Bagi Aminuddin, kemiskinan keluarga itu tidaklah
menghalanginya unuk tetap bersahabat dengan Mariamin. Keduanya memang sudah
berteman akrab sejak kecil dan terus meningkat hingga dewasa. Tanpa terasa
benih cinta kedua remaja itu pun tumbuh subur. Belakangan, mereka sepakat untuk
hidup bersama, membina rumah tangga. Aminuddin pun berjanji hendak
mempersunting gadis itu jika kelak ia sudah bekerja. Janji pemuda itu akan
segera dilaksanakan jika ia sudah mendapat pekerjaan di Medan. Aminuddin segera
mengirim surat kepada kekasihnya bahwa ia akan segera membawa Mariamin ke
Medan.
Berita itu tentu saja amat menggermbirakan hati Mariamin dan
ibunya yang memang selalu berharap agar kehidupannya segera berubah.
Setidak-tidaknya, ia dapat melihat putrinya hidup bahagia.
Niat Aminuddin itu disampaikan pula kepada kedua orang
tuanya. Ibunya sama sekali tidak berkeberatan. Bagaimanapun, almarhum ayah
Mariamin masih kakak kandungnya sendiri. Maka, jika putranya kelak jadi kawin
dengan Mariamin, perkawinan itu dapatlah dianggap sebagai salah satu usaha
menolong keluarga miskin itu.
Namun, lain halnya pertimbangan Baginda Diatas, Ayah
Aminuddin. Sebagai kepala kampung yang kaya dan disegani, ia ingin agar anaknya
beristrikan orang yang sederajat. Menurutnya, putranya lebih pantas kawin
dengan wanita dari keluarga kaya dan terhormat. Oleh karena itu, jika Aminuddin
kawin dengan Mariamin, perkawinan itu sama halnya dengan merendahkan derajat
dan martabat dirinya. Itulah sebabbya, Baginda Diatas bermaksud menggagalkan
niat putranya.
Untuk tidak menyakiti hati istrinya, Baginda Diatas
mengajaknya pergi ke seorang dukun untuk melihat bagaimana nasib anaknya jika
kawin dengan Mariamin. Sebenarnya, itu hanya tipu daya Baginda Diatas. Oleh
karena sebelumnya, dukun itu sudah mendapat pesan tertentu, yaitu memberi
ramalan yang tidak menguntungkan rencana dan harapan Aminuddin. Mendengar
perkataan si dukun bahwa Aminuddin akan mengalami nasib buruk jika kawin dengan
Mariamin, ibu Aminuddin tidak dapatberbuat apa-apa selain menerima apa yang
menurut suaminya baik bagi kehidupan anaknya.

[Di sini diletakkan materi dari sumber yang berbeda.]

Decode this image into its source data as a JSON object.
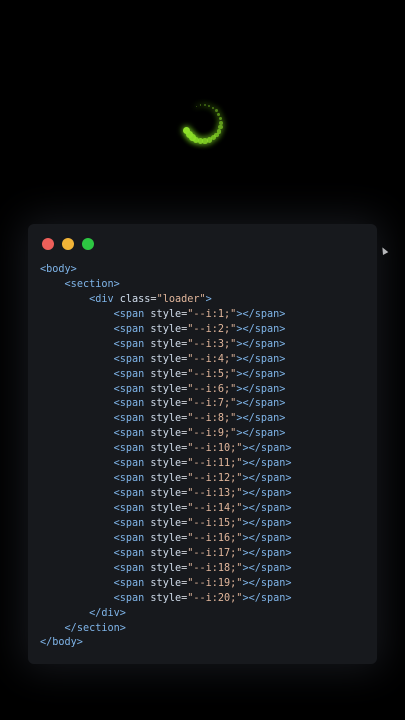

Kedua orang tua Aminuddin akhirnya meminang seorang gadis
keluarga kaya yang menurut Baginda Diatas sederajat dengan kebangsawanan dan
kekayaannya. Aminuddin yang berada di Medan, sama sekali tidak mengetahui apa
yang telah dilakukan orang tuanya. Dengan penuh harapan, ia tetap menanti
kedatangan ayahnya yang akan membawa Mariamin.
Selepas peminangan itu, ayah Aminuddin mengirim telegram
kepada anaknya bahwa calon istrinya akan segera dibawa ke Medan. Ia juga
meminta agar Aminuddin menjemputnya di stasiun.
Betapa sukacita Aminuddin setelah membaca telegram ayahnya.
Ia pun segera mempersiapkan segala sesuatunya. Ia membayangkan pula
kerinduannya pada Mariamin akan segera terobati.
Namun, apa yang terjadi kemudian hanyalah kekecewaan.
Ternyata, ayahnya bukan membawa pujaan hatinya, melainkan seorang gadis yang
bernama Siregar. Sungguhpun begitu, sebagai seorang anak, ia harus patuh pada
orang tua dan adapt negerinya. Aminuddin tidak dapat berbuat apa-apa selain
menerima gadis yang dibawa ayahnya. Perkawinan pun berlangsung dengan
keterpaksaan yang mendalam pada diri Aminuddin. Berat hati pula ia
mengabarkannya pada Mariamin.
Bagi Mariamin, berita itu tentu saja sangat memukul jiwanya.
Harapannya musnah sudah. Ia pingsan dan jatuh sakit sampai beberapa lama. Tak
terlukiskan kekecewaan hati gadis itu.
Setahun setelah peristiwa itu, atas kehendak ibunya,
Mariamin terpaksa menerima lamaran Kasibun, seorang lelaki yang sebenarnya tidak
diketahui asal-usulnya. Ibunya hanya tahu, bahwa Kasibun seorang kerani yang
bekerja di Medan. Menurut pengakuan lelaki itu, ia belum beristri. Dengan
harapan dapat mengurangi penderitaan ibu-anak itu, ibu Mariamin terpaksa
menjodohkan anaknya dengan Kasibun. Belakangan diketahui bahwa lelaki itu baru
saja menceraikan istrinya hanya karena akan mengawini Mariamin.
Kasibun kemudian membawa Mariamin ke Medan. Namun rupanya,
penderitaan wanita itu belum juga berakhir. Suaminya ternyata mengidap penyakit
berbahaya yang dapat menular bila keduanya melakukan hubungan suami-istri.
Inilah sebabnya, Mariamin selalu menghindar jika suaminya ingin berhubungan
intim dengannya. Akibatnya, pertengkaran demi pertengkaran dalam kehidupan
rumah tangga itu tak dapat dihindarkan. Hal yang dirasakan Mariamin bukan
kebahagiaan, melainkan penderitaan berkepanjangan. Tak segan-segan Kasibun
menyiksanya dengan kejam.
Dalam suasana kehidupan rumah tangga yang demikian itu,
secara kebetulan, Aminuddin dating bertandang. Sebagaimana lazimnya kedatangan
tamu, Mariamin menerimanya dengan senang hati, tanpa prasangka apa pun. Namun,
bagi Kasibun, kedatangan Aminuddin itu makin mengobarkan rasa cemburu dan
amarahnya. Tanpa belas kasihan, ia menyiksa istrinya sejadi-jadinya.
Tak kuasa menerima perlakuan kejam Kasibun, Mariamin
akhirnya mengadu dan melaporkan tindakan suaminya kepada polisi. Polisi
kemudian memutuskan bahwa Kasibun harus membayar denda dan sekaligus memutuskan
hubungan tali perkawinan dengan Mariamin.
Janda Mariamin akhirnya terpaksa kembali ke Sipirok, kampong
halamannya. Tidak lama kemudian, penderitaay yang silih berganti menimpa wanita
itu, sempurna sudah dengan kematiannya. “Azab dan sengsara dunia ini telah
tinggal di atas bumi, berkubur dengan jasad yang kasar itu.” (hlm. 163).